In 2005, Juan Wachs, a rising medical student at Medstar Washington Hospital Center in Washington, DC, found himself in the last place imaginable — the frontline of battle. "I was working on emerging technologies like artificial intelligence in the medical field when I was called up from the reserves to join a platoon," Wachs recalls. "Suddenly, I was engaged in conflicts and saw firsthand the need for a new type of technology — one to support soldiers in the field."

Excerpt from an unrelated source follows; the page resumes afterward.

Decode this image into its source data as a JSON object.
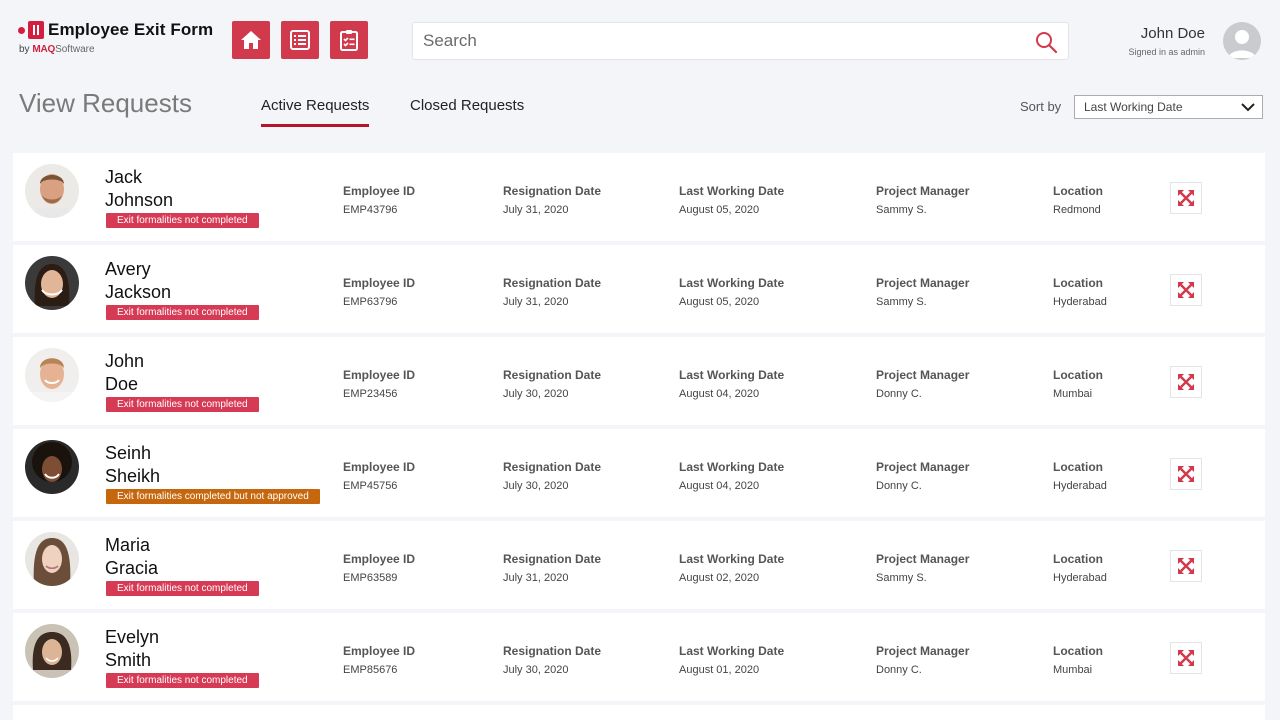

Wachs, 47, was born in Buenos Aires, Argentina, moving in his twenties between the US and Israel (where he served two years in the Army) before completing his training at the Naval Postgraduate School in California, his life mission devoted to one goal — saving the lives of soldiers. Now, he works as the head of the Intelligent Systems and Assistive Technologies Lab at Purdue University in West Lafayette, Indiana, partnering with elite fighting units like Navy SEALs to create cutting-edge collaborative tools to treat soldiers in remote locations around the world. Sponsored by the Office of the Assistant Secretary of Defense for Health Affairs, he and his team are developing devices like augmented reality lens to allow surgeons to collaborate via hologram-like visuals in real time from afar, AI-imbued robots to assist doctors in operations, and even top-secret tools that will allow surgeons to communicate with each other from across the globe using all five senses — the ultimate frontier of workplace collaboration. "We are basically looking at how to teleport people," says Wachs, who uses conferencing tools like Cisco Webex to develop these projects with colleagues around the world. "For instance, we are creating a device that can teleport scenarios, providing the sound, sight, touch and even smell of a situation. It may sound like science fiction, but imagine distant doctors being able to treat you as if they were physically present — this is where the future of medical work is going."

Wachs is at the forefront of a technological revolution transforming how we collaborate in business, school and healthcare, workers using smart devices to interact instantly in multiple ways from anywhere across the globe, giving teams the ultimate tool — freedom. From AI transforming boardrooms into multimedia platforms to digital whiteboards enabling video-enhanced collaboration in classrooms to AR empowering surgeons to save lives from afar, workplace technologies are revolutionizing our lives, creating a more productive and efficient world. This new workplace is defined by three major points of innovation: technology, office space and how the two are combining to transform team collaboration. "Technology is now allowing people to be on the same page no matter their location," says Joe Berger, the Practice Director for Collaboration at World Wide Technology, a global technology provider and systems integration business. "Now, we're entering a new phase of collaboration where team members can use tools to speed up innovation, jumping from the boardroom to their personal devices while keeping the conversation going via video and messaging apps to finish the job, even when they're not in the same office or time zone — this is the future of work."